Acutely aware there might be blood on his clothes and that his eyes must hold evidence of his guilt should he look at anybody, Geoffrey thrust Robert away and wordlessly rushed past him and up the stairs.
Robert’s eyes followed him reproachfully.
‘The worse for drink, I’d say,’ said Jane, in a whisper that was designed to be heard.
As they bustled through the front door they caught sight of the horns, still hanging there.
‘Well, I’ll be damned,’ Robert said. ‘No wonder he was so upset.’
‘Do you think there’s truth in it?’ Jane indicated the horns by touching the coloured ribbons hanging down the door.
‘Well, who would have guessed it? I’ve always thought Emilia a bit of a cold fish, and Geoffrey’s never exactly been known for his “amour” either. But someone knows something, and the sign’s up for all to see.’

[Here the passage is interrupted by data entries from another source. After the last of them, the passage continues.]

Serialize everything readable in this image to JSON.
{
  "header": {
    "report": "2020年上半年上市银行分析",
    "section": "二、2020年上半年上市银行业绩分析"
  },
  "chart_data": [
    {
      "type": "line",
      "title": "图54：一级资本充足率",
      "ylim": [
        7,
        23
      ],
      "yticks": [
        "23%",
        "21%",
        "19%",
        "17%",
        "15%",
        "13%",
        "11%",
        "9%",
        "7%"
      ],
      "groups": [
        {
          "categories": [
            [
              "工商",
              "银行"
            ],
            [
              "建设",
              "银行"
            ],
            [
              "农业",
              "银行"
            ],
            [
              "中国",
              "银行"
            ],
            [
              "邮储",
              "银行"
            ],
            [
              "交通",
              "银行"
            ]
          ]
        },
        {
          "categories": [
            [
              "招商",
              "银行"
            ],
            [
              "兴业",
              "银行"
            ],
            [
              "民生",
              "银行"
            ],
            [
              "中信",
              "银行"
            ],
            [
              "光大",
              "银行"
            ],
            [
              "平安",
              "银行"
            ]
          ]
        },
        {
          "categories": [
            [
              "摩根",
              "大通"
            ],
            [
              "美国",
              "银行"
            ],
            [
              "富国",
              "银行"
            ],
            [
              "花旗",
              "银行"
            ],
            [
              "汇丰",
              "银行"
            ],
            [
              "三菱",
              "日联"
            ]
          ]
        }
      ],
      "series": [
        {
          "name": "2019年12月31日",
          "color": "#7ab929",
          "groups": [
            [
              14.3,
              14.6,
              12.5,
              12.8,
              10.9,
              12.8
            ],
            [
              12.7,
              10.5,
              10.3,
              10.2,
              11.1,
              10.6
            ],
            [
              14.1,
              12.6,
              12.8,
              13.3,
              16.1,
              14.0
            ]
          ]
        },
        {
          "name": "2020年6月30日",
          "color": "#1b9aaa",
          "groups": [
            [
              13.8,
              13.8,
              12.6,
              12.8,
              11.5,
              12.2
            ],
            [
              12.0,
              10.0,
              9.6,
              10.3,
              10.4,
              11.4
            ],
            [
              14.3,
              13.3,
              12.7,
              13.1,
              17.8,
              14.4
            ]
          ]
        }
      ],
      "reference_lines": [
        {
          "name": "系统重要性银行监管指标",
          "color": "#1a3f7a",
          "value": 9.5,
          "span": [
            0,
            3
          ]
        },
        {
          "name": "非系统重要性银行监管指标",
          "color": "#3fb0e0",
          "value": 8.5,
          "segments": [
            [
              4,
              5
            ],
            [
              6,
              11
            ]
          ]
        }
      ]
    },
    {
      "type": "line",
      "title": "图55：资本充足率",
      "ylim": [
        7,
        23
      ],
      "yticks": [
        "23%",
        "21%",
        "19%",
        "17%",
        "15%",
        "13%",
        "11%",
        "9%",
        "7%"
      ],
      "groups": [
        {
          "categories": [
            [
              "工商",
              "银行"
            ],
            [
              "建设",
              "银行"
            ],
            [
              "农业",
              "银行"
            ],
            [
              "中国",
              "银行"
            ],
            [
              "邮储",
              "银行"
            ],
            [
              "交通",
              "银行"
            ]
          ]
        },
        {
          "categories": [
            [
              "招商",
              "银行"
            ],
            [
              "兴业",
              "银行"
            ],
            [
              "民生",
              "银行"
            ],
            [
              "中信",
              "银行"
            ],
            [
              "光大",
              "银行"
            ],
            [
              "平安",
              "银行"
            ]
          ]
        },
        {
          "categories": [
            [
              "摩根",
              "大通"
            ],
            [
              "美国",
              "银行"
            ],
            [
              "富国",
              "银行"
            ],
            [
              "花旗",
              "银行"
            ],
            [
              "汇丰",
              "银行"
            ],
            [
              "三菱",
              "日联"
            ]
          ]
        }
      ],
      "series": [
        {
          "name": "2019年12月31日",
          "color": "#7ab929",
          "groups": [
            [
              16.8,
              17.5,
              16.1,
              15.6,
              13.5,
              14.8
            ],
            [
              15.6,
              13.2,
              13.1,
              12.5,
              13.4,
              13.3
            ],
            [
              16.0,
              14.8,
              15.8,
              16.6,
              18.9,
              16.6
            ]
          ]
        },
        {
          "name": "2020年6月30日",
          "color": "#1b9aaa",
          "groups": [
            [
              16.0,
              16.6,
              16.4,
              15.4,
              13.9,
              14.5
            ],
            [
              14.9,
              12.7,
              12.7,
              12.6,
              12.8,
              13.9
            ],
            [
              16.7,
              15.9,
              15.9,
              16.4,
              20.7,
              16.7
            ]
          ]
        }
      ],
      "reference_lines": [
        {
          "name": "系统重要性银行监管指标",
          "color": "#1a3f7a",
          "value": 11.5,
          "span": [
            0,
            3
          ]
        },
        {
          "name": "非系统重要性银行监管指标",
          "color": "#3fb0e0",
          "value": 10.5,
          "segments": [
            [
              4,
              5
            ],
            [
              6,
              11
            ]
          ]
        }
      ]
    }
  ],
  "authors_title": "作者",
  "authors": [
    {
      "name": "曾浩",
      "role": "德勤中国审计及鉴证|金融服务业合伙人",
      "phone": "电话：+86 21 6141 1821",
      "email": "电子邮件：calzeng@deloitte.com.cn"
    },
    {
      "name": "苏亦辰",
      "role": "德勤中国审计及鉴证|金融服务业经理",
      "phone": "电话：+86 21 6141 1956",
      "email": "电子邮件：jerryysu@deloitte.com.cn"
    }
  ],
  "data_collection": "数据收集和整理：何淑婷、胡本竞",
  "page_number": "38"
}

‘Do you think anyone else has seen it?’ Jane said.
‘I doubt it, dear, we’re the first to depart.’
‘We could take the horns down then, before the others see them.’
‘Well, it’s not my house and I wouldn’t know what to do with them–it’s his servants’ job to do that sort of thing.’
‘Of course, dear, you’re right.’ They smiled at each other in under standing. ‘Much better to let the servants do it.’ And they strolled down the steps, arm in arm, leaving the door open and the horns there for all to see.
Geoffrey lit all the candles in his chamber so that the room blazed with an unusual fierceness and the thick scent of beeswax and tallow assailed his nostrils. He felt safer in the light–he needed to somehow shine a light into the corners of his mind, to clarify the dark and confusion. It was as if he had forgotten something important but did not know what. He undressed himself with shaking hands and put himself into a robe. He bundled his other clothes into a trunk at the back of the closet, the knife still in the pocket. He shoved the trunk into the dark recess, noticing as he did so that his hands were peculiarly white and bloodless.